Bring on the carbon fuel standards

Just not the EU kind. Oilsands producer Cenovus shows it can meet California’s benchmark


The European Union’s Fuel Quality Directive that the federal government is furiously lobbying to kill is the worst kind of regulatory trade barrier. Under its current wording, it would ascribe all oil produced from Canada’s oilsands a greenhouse gas rating of 107 grams of carbon dioxide per megajoule and thus force its importers to pay for carbon offsets. Conventional crude oil, emitting 87.5 grams (they say), would be OK.

What the directive fails to recognize is that the carbon intensity of oilsands production is falling (see our story from last year) and differs from project to project. Meanwhile the carbon footprint on conventional oil—especially when shipped from farther afield and refined from ever-heavier crudes—is increasing. So there’s no saying whether the directive will in fact help reduce emissions from transportation by 6% by 2020 as it’s designed to do.

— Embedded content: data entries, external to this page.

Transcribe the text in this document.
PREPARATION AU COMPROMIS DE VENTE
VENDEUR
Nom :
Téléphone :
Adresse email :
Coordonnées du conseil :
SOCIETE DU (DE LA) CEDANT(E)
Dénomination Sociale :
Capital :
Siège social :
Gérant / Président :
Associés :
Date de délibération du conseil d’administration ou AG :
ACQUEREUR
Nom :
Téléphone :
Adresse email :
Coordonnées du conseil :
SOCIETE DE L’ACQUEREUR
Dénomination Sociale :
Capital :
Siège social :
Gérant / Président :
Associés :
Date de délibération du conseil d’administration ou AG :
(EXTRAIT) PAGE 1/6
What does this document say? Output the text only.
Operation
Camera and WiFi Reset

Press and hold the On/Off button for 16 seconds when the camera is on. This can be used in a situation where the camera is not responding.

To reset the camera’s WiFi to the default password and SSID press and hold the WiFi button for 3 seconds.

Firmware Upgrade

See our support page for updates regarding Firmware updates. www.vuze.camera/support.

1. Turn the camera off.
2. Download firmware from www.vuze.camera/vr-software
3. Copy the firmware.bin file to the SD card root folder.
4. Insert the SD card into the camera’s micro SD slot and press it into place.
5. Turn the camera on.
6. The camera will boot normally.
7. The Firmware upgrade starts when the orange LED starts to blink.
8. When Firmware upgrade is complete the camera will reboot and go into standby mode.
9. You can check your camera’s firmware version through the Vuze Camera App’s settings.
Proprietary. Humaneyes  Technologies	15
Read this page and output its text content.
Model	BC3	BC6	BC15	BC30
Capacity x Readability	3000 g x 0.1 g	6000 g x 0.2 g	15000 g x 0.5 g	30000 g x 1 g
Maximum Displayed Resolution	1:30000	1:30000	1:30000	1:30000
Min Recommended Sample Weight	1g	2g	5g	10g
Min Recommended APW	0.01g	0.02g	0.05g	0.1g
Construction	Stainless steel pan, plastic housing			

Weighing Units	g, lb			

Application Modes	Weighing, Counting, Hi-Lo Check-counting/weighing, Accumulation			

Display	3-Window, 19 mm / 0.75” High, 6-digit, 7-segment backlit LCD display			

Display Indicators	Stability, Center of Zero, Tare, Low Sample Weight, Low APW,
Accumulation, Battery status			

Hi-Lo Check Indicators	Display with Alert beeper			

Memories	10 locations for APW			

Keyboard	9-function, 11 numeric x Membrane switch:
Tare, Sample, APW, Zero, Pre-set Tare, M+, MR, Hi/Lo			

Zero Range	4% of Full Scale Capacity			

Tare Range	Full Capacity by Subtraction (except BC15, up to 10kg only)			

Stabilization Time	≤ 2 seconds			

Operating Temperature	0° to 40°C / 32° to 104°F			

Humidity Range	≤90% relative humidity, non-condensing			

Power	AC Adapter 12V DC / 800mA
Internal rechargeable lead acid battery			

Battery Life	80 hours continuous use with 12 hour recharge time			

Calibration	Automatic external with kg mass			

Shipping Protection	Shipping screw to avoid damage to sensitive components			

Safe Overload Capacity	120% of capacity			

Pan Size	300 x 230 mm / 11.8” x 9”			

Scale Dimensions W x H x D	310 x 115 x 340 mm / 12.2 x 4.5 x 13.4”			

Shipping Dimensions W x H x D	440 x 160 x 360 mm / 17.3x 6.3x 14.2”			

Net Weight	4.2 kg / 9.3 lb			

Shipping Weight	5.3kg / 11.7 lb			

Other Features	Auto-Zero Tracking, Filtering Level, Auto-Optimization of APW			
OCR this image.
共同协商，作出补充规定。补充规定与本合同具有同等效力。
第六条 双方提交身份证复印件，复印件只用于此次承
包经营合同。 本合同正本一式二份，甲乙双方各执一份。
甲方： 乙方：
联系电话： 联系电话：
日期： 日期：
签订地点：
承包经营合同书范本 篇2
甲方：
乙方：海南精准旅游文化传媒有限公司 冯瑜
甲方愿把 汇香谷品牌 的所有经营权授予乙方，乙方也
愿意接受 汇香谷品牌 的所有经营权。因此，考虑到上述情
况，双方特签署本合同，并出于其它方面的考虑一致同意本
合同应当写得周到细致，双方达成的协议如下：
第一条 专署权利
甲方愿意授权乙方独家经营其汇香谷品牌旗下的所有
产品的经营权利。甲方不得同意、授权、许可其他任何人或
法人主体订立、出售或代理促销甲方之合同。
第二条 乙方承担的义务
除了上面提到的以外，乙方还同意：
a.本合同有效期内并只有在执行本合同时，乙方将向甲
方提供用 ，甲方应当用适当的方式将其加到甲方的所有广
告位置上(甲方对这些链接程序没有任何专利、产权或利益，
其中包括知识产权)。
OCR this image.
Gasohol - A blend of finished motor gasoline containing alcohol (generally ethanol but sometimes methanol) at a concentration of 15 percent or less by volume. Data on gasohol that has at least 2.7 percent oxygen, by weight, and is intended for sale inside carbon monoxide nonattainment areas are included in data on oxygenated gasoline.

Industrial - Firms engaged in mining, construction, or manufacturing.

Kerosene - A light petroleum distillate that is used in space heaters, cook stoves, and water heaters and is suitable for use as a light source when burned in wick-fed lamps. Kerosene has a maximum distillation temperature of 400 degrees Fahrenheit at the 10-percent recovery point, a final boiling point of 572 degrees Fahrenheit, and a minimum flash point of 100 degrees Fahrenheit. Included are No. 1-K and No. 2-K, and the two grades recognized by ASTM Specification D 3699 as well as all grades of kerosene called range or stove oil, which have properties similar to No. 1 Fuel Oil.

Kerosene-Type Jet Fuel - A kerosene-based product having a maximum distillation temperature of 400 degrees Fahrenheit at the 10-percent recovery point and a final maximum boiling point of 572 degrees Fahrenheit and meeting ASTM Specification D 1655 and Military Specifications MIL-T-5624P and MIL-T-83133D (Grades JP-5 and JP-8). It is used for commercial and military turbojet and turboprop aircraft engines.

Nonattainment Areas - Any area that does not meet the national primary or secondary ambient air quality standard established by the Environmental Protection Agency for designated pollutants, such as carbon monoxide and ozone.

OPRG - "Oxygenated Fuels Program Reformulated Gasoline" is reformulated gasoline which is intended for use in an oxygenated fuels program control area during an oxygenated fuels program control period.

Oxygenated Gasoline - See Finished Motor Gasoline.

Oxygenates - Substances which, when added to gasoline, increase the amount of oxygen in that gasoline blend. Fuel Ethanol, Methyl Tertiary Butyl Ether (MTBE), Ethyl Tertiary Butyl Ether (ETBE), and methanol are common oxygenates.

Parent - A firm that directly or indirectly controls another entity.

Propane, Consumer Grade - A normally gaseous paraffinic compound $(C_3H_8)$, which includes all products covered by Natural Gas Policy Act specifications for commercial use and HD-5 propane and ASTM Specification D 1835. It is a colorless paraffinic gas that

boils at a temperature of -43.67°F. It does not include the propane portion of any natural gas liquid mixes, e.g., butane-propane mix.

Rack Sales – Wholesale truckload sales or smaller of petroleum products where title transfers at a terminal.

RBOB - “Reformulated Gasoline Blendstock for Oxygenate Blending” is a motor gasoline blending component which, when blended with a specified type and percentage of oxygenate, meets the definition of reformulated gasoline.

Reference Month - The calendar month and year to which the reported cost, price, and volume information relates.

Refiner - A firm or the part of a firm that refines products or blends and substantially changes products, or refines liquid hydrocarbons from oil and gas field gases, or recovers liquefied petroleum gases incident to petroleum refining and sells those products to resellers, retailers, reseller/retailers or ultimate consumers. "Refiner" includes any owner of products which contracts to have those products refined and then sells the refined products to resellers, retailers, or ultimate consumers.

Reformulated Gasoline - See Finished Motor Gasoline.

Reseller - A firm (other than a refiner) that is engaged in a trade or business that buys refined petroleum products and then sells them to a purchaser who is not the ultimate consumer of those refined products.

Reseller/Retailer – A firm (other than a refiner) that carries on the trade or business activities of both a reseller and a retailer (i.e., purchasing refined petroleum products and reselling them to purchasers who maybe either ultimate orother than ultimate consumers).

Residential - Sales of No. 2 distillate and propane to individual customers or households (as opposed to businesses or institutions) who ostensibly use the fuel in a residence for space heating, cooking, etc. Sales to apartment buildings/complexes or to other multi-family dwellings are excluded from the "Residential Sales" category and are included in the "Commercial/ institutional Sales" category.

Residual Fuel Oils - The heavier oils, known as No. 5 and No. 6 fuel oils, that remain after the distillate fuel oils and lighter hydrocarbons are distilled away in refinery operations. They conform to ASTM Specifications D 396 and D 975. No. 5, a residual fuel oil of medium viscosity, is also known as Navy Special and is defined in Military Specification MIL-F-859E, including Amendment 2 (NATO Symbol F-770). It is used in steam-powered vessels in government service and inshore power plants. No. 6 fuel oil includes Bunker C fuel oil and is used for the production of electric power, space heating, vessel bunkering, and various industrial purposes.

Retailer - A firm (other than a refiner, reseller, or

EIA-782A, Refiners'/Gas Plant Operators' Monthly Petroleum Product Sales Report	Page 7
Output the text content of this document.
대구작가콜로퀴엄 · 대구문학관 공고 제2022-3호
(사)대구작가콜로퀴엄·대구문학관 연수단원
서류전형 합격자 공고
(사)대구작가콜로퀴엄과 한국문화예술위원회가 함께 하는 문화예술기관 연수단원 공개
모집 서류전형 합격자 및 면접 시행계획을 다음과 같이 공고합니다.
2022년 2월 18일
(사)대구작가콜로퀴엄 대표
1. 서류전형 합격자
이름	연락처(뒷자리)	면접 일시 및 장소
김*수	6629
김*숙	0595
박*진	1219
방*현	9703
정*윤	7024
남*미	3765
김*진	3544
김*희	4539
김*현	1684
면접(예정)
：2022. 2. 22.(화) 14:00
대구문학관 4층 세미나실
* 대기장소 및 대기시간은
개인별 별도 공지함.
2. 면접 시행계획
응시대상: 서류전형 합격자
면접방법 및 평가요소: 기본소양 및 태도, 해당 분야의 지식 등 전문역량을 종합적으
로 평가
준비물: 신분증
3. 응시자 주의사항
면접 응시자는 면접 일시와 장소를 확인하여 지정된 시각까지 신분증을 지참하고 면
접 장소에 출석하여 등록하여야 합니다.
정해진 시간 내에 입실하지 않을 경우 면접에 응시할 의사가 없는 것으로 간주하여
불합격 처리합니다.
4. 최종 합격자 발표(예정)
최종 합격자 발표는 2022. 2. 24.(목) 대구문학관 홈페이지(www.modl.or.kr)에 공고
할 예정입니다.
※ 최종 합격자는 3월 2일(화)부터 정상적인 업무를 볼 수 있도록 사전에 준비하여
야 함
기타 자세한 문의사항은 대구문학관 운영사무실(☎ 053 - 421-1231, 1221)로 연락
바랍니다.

It was Canadian Business that, back in 2007, brought attention to California’s low-carbon fuel standard that effectively blocks oilsands exports to that state—despite the fact that California’s own exempted heavy-oil industry has been shown to be more carbon intensive than the oilsands average. Hypocrisy aside, it is a preferable sort of regulation in that it aims to set a standard for oil imports to meet, rather than blacklisting an entire producing region.

Cenovus Energy Inc., the largest in situ (underground) oilsands producer, now says it can beat it. The company commissioned independent, wells-to-wheels studies of its Christina Lake and Foster Creek steam-assisted gravity drainage (SAGD) projects and its Pelican Lake heavy oil operation. These projects are so efficient in their conservation of heat in the steam that they have a similar life-cycle carbon output to the average of crudes sold in North America, and thus would almost certainly meet the standards to be unveiled by the California Air Resources Board next year, the company told The Calgary Herald recently.

Not that it means anything, practically speaking. The way the pipelines currently run out of Alberta, all the output of the oilsands ends up at refineries either in Canada or in the central U.S. Virtually none makes its way to either California or the EU. But it could one day, especially if regulators, instead of discriminating against the oilsands specifically, challenge producers to produce a cleaner fuel. Cenovus shows they can do it.